Reloading EverythingInline FabricationRotoMetals2Lee Precision
Snyders JerkyRepackboxLoad DataTitan Reloading
MidSouth Shooters Supply Wideners
Page 1 of 3 123 LastLast
Results 1 to 20 of 60

Thread: traditional MLs ?

  1. #1
    Boolit Master
    Join Date
    Apr 2010
    Posts
    2,287

    traditional MLs ?

    On another post GoexBuckhorn mentioned traditional MLs are less & less in popularity. He is spot on.
    Many of us on this form are the ole school crowd. We were the ones growing up with Davey Crocket,
    Daniel Boon, watch shows like the Alamo, & mountain men movies.

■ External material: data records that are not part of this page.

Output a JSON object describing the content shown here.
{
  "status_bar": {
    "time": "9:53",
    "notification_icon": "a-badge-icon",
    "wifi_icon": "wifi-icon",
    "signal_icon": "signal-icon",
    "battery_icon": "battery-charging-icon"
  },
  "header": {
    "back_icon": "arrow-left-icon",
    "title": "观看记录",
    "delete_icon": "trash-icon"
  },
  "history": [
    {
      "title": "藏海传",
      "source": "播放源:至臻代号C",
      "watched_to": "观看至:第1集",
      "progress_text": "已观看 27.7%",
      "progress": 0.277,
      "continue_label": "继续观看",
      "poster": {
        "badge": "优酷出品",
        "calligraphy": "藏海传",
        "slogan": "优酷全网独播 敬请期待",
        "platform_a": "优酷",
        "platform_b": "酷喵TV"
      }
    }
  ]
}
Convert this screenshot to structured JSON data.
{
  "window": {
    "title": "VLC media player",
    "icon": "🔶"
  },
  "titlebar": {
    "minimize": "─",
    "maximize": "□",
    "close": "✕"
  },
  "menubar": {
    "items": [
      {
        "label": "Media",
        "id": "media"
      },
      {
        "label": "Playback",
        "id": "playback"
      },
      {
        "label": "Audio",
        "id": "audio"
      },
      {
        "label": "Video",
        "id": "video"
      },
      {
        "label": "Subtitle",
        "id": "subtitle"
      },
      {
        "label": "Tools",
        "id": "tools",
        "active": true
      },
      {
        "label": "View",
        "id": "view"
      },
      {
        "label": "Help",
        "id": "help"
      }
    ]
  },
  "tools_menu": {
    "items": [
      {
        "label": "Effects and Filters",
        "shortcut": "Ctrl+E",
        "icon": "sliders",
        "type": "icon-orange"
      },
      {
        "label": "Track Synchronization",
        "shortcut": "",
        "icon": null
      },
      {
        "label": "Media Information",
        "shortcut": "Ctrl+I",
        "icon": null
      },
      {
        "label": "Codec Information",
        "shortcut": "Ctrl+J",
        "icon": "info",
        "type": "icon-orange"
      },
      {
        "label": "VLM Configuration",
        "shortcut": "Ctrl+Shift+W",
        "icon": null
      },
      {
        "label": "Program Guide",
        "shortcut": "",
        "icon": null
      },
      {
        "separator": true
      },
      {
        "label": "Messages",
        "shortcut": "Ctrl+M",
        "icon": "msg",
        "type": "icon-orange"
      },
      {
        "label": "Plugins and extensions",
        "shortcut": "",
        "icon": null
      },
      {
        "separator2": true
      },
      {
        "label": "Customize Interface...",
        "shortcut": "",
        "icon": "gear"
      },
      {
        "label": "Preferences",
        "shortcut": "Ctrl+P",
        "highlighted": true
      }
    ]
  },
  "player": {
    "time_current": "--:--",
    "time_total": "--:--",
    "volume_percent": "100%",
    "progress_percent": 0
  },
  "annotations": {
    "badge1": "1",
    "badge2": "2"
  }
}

    Young people today do not seem to be into history as we were. Westerns were made on a daily basis.
    I wish we could find away to replenish the love of our hobby. Heck many of the young today do not
    even know why the civil war was fought. So sad!

    Fly

  2. #2
    Boolit Master Half Dog's Avatar
    Join Date
    Apr 2015
    Location
    Grand Prairie, TX
    Posts
    1,155
    It's sad to hear the progress that Russia is making, in a new type of arms race, and our future (college students) are needing a safe space. Hopefully, I will be watching the result from above.
    The sooner I fall behind...the more time I have to catch up with

  3. #3
    Banned
    Join Date
    Dec 2013
    Location
    windber, pa
    Posts
    1,298
    its hard to find a person that uses the flint and steel. everybody uses a inline these days. heck i've had one. i shot a several deer with it but it was more like a single shot rifle. put in pellets, put in a sabot with bullet and then put a shotgun primer. then you can look at the scope and go bang.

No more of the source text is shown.